Two blocks are shown in the figure from below. Both have the same mass and are at $28^{\circ}C$. After the collision both are stick together and only absorb 30% of the dissipated energy which acts to increase their temperature. Using this information find the change in their temperature (in $10^{-3}\,^{\circ}C$) of the blocks.

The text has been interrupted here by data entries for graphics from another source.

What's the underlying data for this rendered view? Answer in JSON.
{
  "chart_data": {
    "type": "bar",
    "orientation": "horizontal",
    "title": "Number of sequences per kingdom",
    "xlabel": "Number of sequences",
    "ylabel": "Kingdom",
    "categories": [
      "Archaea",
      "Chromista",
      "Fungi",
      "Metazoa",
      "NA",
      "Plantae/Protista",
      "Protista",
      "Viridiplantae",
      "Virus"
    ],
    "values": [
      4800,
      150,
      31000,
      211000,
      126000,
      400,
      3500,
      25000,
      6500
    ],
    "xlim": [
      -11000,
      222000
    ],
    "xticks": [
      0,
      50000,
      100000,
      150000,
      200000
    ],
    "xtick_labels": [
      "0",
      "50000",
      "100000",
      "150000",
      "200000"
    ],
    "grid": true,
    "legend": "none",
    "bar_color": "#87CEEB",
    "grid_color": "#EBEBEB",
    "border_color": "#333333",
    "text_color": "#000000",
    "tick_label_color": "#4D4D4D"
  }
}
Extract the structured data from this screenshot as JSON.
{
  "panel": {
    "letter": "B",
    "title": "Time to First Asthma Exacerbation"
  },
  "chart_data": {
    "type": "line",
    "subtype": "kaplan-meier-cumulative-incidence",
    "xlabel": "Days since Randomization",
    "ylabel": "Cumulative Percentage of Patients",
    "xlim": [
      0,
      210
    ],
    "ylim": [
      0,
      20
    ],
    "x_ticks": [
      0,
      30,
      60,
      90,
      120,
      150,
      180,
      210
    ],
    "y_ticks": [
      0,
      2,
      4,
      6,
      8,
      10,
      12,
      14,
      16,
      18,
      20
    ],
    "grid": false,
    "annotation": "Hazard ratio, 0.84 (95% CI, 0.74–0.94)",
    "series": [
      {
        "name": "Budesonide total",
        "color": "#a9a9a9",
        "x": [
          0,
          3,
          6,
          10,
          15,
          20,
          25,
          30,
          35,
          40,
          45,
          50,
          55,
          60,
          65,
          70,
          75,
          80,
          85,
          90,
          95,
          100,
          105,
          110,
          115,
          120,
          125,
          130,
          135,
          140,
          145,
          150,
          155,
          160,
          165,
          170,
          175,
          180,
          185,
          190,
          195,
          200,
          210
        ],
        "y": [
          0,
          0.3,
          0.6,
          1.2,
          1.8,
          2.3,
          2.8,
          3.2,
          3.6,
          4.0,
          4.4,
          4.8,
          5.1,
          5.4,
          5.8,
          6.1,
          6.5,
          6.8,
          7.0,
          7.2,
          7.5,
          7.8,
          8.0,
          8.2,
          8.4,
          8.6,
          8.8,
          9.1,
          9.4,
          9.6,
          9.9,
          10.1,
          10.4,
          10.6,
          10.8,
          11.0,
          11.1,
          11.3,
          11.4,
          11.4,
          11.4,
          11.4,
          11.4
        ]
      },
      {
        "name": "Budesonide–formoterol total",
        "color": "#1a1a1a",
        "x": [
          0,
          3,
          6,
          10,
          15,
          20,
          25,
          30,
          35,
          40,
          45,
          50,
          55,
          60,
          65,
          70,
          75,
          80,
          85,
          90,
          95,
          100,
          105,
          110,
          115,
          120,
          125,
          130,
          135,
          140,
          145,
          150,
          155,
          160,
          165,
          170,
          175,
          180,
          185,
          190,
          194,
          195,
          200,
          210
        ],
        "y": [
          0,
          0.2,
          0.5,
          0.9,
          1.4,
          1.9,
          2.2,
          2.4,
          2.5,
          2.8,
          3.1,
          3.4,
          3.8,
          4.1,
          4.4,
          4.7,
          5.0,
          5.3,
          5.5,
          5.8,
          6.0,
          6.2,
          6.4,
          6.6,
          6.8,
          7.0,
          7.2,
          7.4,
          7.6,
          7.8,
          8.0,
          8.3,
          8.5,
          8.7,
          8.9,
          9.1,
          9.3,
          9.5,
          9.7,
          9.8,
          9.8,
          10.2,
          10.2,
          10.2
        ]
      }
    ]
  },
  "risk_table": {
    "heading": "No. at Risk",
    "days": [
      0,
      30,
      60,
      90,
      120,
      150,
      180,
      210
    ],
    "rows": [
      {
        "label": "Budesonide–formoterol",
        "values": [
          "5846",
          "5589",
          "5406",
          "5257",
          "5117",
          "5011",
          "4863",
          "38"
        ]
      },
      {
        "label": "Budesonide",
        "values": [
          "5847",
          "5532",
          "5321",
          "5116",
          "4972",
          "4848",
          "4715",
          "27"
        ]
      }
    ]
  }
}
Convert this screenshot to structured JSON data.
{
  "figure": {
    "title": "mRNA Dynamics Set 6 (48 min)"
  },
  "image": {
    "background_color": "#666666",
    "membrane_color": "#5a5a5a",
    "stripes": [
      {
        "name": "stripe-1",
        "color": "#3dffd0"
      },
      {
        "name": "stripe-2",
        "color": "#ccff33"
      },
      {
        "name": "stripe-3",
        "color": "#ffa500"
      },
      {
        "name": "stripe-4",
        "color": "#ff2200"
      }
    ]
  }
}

You may consider that the $ce_{block}=0.2\frac{cal}{g\cdot ^{\circ}C}$ and $1J=0.24\,\textrm{cal}$

The alternatives are as follows:

$\begin{array}{ll}

1.&80\\

2.&40\\

3.&0.68\\

4.&0.18\\

\end{array}$

What I've attempted here was to use the conservation of momentum as follows:

$p_i=p_f$

Then

$5m+3m=2mu$

$u=4$

Therefore the final kinetic energy is:

$E_k=\frac{1}{2}(2m)(4^2)=16m\,J$

The initial kinetic energy would be the combined kinetic energies of both blocks:

$E_{k1}+E_{k2}=\frac{1}{2}m(5^2)+\frac{1}{2}m(3^2)=17m\,J$

Then the absorbed energy must be difference:

$17m-16m=1m$

From this energy only $30\%$ is used to increase the temperature of the blocks and considering the units from Joules to calories, hence:

$(0.3)(1m)(0.24) = mc_{e}(\Delta T)$

Here the mass is expressed in Kilograms so to be consistent the specific heat is expressed in terms of cal per kilograms celcius.

$(0.3)(1m)(0.24) = mc_{e}\times(10^3)(\Delta T)$

$(0.3)(1)(0.24)=0.2\times 10^3 \Delta T$

$\Delta T = 0.36 \times 10^{-3}$

But supposedly the answer is the fifth alternative according to my book. What could it be what's not right here?. Any help please?.